The remarkable achievements of Austrian skydiver Felix Baumgartner yesterday thrilled viewers around the world, but also brought into focus the accomplishments
of the man specifically chosen to be his chief communicator in the attempt, Joseph Kittinger.
Kittinger set records for the highest, farthest, and longest freefall when he leapt from a helium envelope in 1960. His altitude of release was 102,800ft (31km) and despite yesterday’s attempt he still holds the record for the longest free fall for four and a half minutes.
Flightglobal’s 100 year archives of course reported on the considerable achievements of Joseph Kittinger and some previous attempts in 1957 and 1959:
From Friday 7 June 1957
THE world’s official absolute altitude record was broken last Sunday, June 2, by a balloon piloted by Capt. J. W. Kittinger, U.S.A.F. Ascending from St. Paul, Minnesota, he reached a height of 96,000ft (over 18 miles). Subject to confirmation of the new
figure by the Federation Aeronautique Internationale–assuming it to be submitted for homologation–this handsomely exceeds the 72,395ft record which has stood ever since November 11, 1935, to the credit of two other American balloon pilots, Captain Orvil A. Anderson and Capt. Albert W. Stevens.
A PARACHUTE descent from 76,400ft (about 14i miles) was successfully made last week by Capt. J. W. Kittinger of the U.S.A.F., who fell for three minutes before his parachute opened automatically at 10,000ft. His descent, made from an unmanned balloon over the White Sands proving ground, New Mexico, was one of a series of tests by Air Research and Development Command of clothing and equipment. U.S.A.F. headquarters said that the jump constituted a record distance for free fall and was the longest in aerial history.

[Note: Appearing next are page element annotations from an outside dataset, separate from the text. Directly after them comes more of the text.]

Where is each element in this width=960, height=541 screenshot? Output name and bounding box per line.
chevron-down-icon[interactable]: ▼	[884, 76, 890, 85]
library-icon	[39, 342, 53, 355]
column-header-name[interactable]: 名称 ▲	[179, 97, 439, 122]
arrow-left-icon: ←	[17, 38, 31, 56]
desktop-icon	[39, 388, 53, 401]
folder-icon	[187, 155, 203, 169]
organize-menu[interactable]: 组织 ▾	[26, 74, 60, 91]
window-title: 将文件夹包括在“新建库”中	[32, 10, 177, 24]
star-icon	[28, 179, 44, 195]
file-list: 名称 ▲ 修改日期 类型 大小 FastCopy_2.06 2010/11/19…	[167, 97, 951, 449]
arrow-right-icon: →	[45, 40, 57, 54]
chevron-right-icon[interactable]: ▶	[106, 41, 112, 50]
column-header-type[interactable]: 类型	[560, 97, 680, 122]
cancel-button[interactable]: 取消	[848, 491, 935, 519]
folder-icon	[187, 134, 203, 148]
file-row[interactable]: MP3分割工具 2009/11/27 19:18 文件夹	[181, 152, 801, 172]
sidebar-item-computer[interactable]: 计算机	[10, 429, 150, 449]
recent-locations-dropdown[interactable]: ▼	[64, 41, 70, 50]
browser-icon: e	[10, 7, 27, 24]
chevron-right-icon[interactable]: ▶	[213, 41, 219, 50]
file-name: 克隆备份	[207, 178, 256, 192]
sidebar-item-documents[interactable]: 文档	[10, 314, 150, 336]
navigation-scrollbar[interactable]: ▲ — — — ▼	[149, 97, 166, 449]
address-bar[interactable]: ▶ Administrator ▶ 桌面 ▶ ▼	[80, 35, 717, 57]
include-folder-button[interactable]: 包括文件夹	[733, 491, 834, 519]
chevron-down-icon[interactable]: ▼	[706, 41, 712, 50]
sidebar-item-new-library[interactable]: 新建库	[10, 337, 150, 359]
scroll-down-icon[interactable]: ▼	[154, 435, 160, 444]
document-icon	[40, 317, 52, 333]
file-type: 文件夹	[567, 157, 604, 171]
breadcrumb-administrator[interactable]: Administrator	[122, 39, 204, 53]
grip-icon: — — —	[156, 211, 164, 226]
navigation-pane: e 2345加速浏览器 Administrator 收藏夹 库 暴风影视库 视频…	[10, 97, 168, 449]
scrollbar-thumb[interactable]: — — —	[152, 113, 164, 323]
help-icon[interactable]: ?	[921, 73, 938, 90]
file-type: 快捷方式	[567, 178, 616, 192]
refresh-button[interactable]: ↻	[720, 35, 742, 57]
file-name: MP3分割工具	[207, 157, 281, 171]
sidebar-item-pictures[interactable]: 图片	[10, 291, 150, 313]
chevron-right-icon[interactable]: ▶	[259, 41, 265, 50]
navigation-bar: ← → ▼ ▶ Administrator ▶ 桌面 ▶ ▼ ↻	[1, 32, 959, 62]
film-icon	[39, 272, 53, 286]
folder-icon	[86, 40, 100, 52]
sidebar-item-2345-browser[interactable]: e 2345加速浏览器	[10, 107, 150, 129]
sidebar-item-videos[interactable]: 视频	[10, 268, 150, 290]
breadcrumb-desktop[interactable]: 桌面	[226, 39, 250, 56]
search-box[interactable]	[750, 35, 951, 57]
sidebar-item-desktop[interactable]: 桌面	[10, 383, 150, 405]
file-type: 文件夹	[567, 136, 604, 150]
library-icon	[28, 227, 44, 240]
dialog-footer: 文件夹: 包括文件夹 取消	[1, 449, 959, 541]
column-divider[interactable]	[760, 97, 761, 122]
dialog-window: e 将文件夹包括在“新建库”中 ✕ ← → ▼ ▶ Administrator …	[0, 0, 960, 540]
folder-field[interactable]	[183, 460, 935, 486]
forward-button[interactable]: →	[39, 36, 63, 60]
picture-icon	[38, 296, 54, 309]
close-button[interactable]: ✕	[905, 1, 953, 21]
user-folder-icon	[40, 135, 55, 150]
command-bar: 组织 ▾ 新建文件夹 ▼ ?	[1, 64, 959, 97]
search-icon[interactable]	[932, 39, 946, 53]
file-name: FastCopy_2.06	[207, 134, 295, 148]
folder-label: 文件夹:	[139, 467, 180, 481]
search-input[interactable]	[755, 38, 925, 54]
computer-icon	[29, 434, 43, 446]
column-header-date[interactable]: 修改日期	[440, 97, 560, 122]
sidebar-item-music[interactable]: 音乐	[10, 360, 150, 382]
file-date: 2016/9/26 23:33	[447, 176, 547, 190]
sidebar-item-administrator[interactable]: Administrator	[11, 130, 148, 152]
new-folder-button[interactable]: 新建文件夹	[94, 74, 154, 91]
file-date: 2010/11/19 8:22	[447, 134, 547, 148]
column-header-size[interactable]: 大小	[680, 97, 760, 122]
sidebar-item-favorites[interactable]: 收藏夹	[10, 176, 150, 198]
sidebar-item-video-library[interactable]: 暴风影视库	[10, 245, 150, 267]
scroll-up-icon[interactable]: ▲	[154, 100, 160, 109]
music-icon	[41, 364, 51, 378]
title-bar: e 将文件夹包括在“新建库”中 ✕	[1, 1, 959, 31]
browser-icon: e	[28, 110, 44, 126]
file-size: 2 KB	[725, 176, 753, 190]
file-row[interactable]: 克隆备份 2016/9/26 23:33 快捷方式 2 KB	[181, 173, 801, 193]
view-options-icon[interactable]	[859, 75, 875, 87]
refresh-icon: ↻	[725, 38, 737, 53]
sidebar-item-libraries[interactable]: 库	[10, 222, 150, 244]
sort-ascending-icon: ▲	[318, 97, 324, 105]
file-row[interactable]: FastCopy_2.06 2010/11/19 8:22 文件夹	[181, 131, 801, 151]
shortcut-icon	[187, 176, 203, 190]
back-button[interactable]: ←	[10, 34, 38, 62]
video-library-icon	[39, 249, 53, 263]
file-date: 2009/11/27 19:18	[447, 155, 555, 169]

ON August 16, over the White Sands proving ground in New Mexico, Capt Joseph Kittinger, USAF, made a remarkable parachute descent from a free balloon. He jumped at an altitude of nearly 20 miles and pulled his rip-cord at 17,500ft after falling for 4min 38sec. In his fall he attained a speed of 614 m.p.h. or nearly Mach 1. Reports about the maximum height differ, but it is thought that Kittinger may have exceeded the world’s record of 102,500ft established by Lt-Col David Simons, USAF, in 1957. Certainly he surpassed the greatest height ever reached in a manned balloon with an open (i.e., unpressurized) gondola.